Can MLLMs Distinguish Human Laughter?

The 18th International Conference on Social Robotics (ICSR + Art 2026) is currently taking place in London from July 1–4, bringing together researchers, academics, and industry professionals from around the world to explore the latest developments in social robotics. The conference serves as an international platform for exchanging ideas on how intelligent systems can better understand, interact with, and support people in everyday life. On the second day of the conference, Sahan Hatemo, a student at the FHNW School of Computer Science, presented the paper “Reading Between the Laughs: A Human-Referenced Audio Evaluation of MLLMs for Social Robotics”, co-authored with Dr. Katharina Kühne (University of Potsdam) and Prof. Dr. Oliver Bendel (FHNW School of Business). The study investigates whether today’s leading multimodal large language models (MLLMs) can distinguish authentic from non-authentic laughter using audio signals alone. As laughter is an important social cue, the ability to recognize its authenticity could significantly improve how robots and AI systems communicate with people in social settings. The researchers found notable differences in how the evaluated AI models interpreted laughter. OpenAI models showed a clear tendency to classify most laughter as genuine, while Gemini models were generally more skeptical in their assessments. Despite these contrasting biases, several models performed significantly better than chance, with Gemini 2.5 Pro achieving the strongest overall performance. A closer analysis also revealed qualitative differences in the models’ decision-making. Less capable models appeared to rely on superficial acoustic features, such as pitch, and were more likely to classify higher-pitched laughter as less authentic. In contrast, the best-performing model seemed to focus on more sophisticated aspects of voice quality, indicating a deeper understanding of the characteristics that distinguish genuine from non-authentic laughter. The findings demonstrate the growing potential of multimodal AI for social robotics. As robots increasingly become part of everyday environments, the ability to accurately interpret subtle social signals such as laughter could play a crucial role in fostering trust, improving communication, and strengthening human-robot relationships. Further information is available at icsr2026.uk.

Chatbots for Endangered Languages

On April 8, 2026, the article “Chatbots for Dead, Endangered, and Extinct Languages: Possibilities and Limitations of Generative AI for Continuing Education” by Oliver Bendel was published in Wiley Industry News. The focus is on how chatbots based on generative AI can contribute to the preservation and promotion of dead, endangered, and extinct languages in continuing education (as well as in vocational training). Following an introduction to the technical and conceptual foundations, several projects at the FHNW School of Business are presented and discussed from technical, ethical, and didactic perspectives. These dimensions are revisited in the next section and expanded into general and overarching considerations. Finally, possible and necessary steps are outlined that go beyond the purely technological discourse. Additionally, an outlook is provided on future possibilities related to new versions of large language models. This article provides the first comprehensive overview of the projects initiated by Oliver Bendel that are dedicated to dead, endangered, and extinct languages, including @ve (for Latin), @llegra (for Vallader), and kAIxo (for Basque), as well as Cleop@tr@ (Egyptian). It can be accessed via the publisher’s website or downloaded here as a PDF.
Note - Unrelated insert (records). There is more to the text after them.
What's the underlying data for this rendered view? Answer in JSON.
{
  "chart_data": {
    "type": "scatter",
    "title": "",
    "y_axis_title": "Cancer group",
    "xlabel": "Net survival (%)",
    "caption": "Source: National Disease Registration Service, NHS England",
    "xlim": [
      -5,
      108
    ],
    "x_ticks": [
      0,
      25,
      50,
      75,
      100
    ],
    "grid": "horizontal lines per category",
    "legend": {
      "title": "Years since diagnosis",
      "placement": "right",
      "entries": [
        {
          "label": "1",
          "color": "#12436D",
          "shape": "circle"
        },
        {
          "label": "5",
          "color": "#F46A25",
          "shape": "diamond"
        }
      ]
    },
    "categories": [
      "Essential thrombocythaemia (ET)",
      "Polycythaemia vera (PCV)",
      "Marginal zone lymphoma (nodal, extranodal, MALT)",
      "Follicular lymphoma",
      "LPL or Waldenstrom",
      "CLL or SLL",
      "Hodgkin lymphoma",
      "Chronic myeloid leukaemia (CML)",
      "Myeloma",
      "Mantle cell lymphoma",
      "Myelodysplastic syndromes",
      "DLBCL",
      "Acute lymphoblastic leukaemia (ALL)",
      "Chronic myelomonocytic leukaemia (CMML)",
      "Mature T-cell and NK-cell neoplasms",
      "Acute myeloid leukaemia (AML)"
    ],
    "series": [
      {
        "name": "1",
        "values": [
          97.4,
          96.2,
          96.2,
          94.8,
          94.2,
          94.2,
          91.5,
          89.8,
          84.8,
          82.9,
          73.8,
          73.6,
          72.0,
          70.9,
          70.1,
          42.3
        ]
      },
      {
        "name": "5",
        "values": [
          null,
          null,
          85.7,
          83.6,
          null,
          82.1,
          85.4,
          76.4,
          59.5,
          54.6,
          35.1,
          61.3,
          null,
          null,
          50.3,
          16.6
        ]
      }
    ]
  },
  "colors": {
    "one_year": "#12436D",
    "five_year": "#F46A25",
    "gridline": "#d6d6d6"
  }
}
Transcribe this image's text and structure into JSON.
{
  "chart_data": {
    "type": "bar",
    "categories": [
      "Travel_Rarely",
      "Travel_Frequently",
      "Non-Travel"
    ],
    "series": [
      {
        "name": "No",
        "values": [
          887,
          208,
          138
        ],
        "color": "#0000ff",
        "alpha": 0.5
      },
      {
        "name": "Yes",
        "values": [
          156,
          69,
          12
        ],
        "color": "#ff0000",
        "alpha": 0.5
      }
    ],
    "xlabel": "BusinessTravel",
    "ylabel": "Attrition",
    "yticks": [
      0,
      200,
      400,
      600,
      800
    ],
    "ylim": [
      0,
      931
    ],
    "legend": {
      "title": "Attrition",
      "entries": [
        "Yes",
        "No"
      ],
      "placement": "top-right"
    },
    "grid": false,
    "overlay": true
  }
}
Biases and Stereotypes in LLMs

The paper “Revisiting the Trolley Problem for AI: Biases and Stereotypes in Large Language Models and their Impact on Ethical Decision-Making” by Sahan Hatemo, Christof Weickhardt, Luca Gisler (FHNW School of Computer Science), and Oliver Bendel (FHNW School of Business) was accepted at the AAAI 2025 Spring Symposium “Human-Compatible AI for Well-being: Harnessing Potential of GenAI for AI-Powered Science”. A year ago, Sahan Hatemo had already dedicated himself to the topic of “ETHICAL DECISION MAKING OF AI: An Investigation Using a Stereotyped Persona Approach in the Trolley Problem” in a so-called mini-challenge in the Data Science degree program. His supervisor, Oliver Bendel, had told the other scientists about the idea at the AAAI 2025 Spring Symposium “Impact of GenAI on Social and Individual Well-being” at Stanford University. This led to a lively discussion. The student recruited two colleagues, Christof Weickhardt and Luca Gisler, and worked on the topic in a much more complex form in a so-called Challenge X. This time, three different open-source language models were applied to the trolley problem. In each case, personalities were created with nationality, gender, and age. In addition, the data was compared with that of the MIT Moral Machine project. Sahan Hatemo, Christof Weickhardt, and Luca Gisler will present their results at the end of March or beginning of April 2025 in San Francisco, the venue of this year’s event.